Some educators tend to think that they only need to rely on teaching methods for students with communication disabilities when they work in special needs classrooms. While autism and other conditions can keep children from speaking, those with other communication problems might take traditional classes with their peers. A child who is so shy that he or she cannot speak in front of others or a child with a stutter shouldn’t feel ashamed or punished for their disabilities. Teachers can use new methods to work with those students and make them feel more confident.
Voice Output Communication Aid
One of the newest teaching methods that educators can use in the classroom is a voice output communication aid. This is an electronic device that looks similar to a laptop or tablet. These devices usually feature a touchscreen with different words and phrases on it. Instead of forcing a child to give you a verbal response, the child can touch a button on the screen to respond to your questions. Though kids will need to go through a training program to learn what each phrase and button means, these devices can help kids communicate better.
Changing the Presentation of Questions
When you ask a child a basic yes or no question, you give that child an excuse to say as little as possible. Some kids, especially those who are shy or afraid of talking in front of others, may just need a little encouragement. Instead of asking a child if he or she wants to play with blocks at break time, ask the child specifically what he or she wants to do. Every time that you need to ask a student with a communication issue a question, try to leave the question open ended to encourage a longer response.
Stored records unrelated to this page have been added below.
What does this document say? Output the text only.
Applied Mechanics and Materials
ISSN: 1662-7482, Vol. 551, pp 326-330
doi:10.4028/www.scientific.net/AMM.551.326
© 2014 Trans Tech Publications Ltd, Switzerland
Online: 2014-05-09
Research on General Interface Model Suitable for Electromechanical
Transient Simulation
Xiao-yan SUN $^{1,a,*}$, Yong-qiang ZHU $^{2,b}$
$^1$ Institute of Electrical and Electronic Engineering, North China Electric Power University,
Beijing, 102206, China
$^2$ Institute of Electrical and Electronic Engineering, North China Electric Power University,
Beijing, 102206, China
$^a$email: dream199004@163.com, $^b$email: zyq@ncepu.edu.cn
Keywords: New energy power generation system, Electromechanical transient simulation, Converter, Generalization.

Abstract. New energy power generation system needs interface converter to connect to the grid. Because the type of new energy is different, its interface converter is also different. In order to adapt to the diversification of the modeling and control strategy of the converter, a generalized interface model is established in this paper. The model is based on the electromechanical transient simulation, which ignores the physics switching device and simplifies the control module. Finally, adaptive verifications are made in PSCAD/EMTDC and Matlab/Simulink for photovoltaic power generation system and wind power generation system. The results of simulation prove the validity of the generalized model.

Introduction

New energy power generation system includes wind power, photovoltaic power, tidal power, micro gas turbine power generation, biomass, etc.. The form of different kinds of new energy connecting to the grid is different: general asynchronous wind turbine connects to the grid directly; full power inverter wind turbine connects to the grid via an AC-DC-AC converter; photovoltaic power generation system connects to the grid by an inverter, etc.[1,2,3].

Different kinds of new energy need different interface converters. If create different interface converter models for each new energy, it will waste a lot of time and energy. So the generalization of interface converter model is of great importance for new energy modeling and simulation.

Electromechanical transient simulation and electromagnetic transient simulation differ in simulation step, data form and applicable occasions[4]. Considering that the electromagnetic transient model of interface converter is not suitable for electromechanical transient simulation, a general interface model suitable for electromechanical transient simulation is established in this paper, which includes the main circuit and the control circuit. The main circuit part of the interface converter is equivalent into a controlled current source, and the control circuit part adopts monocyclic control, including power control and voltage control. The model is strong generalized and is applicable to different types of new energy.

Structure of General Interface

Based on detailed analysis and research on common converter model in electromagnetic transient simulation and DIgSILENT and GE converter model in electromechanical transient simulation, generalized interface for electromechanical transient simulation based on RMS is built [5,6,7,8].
Communication boards are similar to voice output communication aids. The biggest difference is that these boards feature responses that children can point to when talking to you rather than pressing a button to elicit a digital response. Though these boards have existed for a number of years, and were one of the first methods used with children who couldn’t or wouldn’t talk, the newest designs utilize bright colors and popular cartoon characters to grab the attention of users and make kids want to use the boards.
Using Their Peers
Using and working with their peers is one of the newer teaching methods for students with communication disabilities. Kids with communication problems might feel ostracized by their peers and without friends, which makes it even harder for them to speak up in class. Dividing your classroom in half and assigning each child a buddy can help kids feel more comfortable speaking in front of others. Instead of rewarding or punishing students for their own actions, they receive rewards and penalties for the things they and their buddies do. Kids will quickly learn that the better they behave, the more rewards they can get.
Communication disabilities can range from nonverbal autism and stuttering to hearing loss and voice problems. The children suffering from those problems should feel comfortable talking to you and their peers. Employing some of the latest teaching methods for students with communication disabilities in your classroom will help these students flourish.